People often say that it's better to be lucky than smart. The real challenge, however, is telling the two apart. When you fail to do so, you're liable to make bad decisions based on faulty information, as I recently learned.
You may recall that one of my new businesses is a chain of fast-casual Japanese restaurants called Kobeyaki. My partners and I want to take the chain national someday, for which we'll need outside investment, but our immediate goal is to prove the concept and the model. That means having five to seven profitable locations throughout New York City.
We opened the first Kobeyaki near a college, where we knew there was a lot of foot traffic at lunchtime. Because the area was also residential, we'd have nighttime traffic as well. This way, we could be pretty sure that, if the restaurant failed, the problem was the concept, not the location. In fact, it was an overwhelming success from day one. So we decided to open a second restaurant in another busy part of Manhattan, a commercial area in Midtown where the foot traffic consists mainly of shoppers and employees of local businesses. That restaurant did even better than the first. We were on a roll.
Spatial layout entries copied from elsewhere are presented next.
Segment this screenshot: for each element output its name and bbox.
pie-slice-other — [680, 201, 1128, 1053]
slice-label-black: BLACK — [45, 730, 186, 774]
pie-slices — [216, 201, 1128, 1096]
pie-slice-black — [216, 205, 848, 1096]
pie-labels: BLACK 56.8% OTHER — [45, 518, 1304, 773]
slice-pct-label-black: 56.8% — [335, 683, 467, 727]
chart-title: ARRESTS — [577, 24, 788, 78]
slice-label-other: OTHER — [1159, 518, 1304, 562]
For the third restaurant, we chose a more residential area farther uptown. There was much less foot traffic here than in the other areas and a meager lunchtime crowd, but that hadn't stopped our neighboring competitors from doing well.
We moved forward and quickly regretted it. From the opening on, our third restaurant did half as much business as the first two. After three weeks of slow sales, I began thinking we might have to close the new place. We couldn't get to the next stage if we had even one unsuccessful location.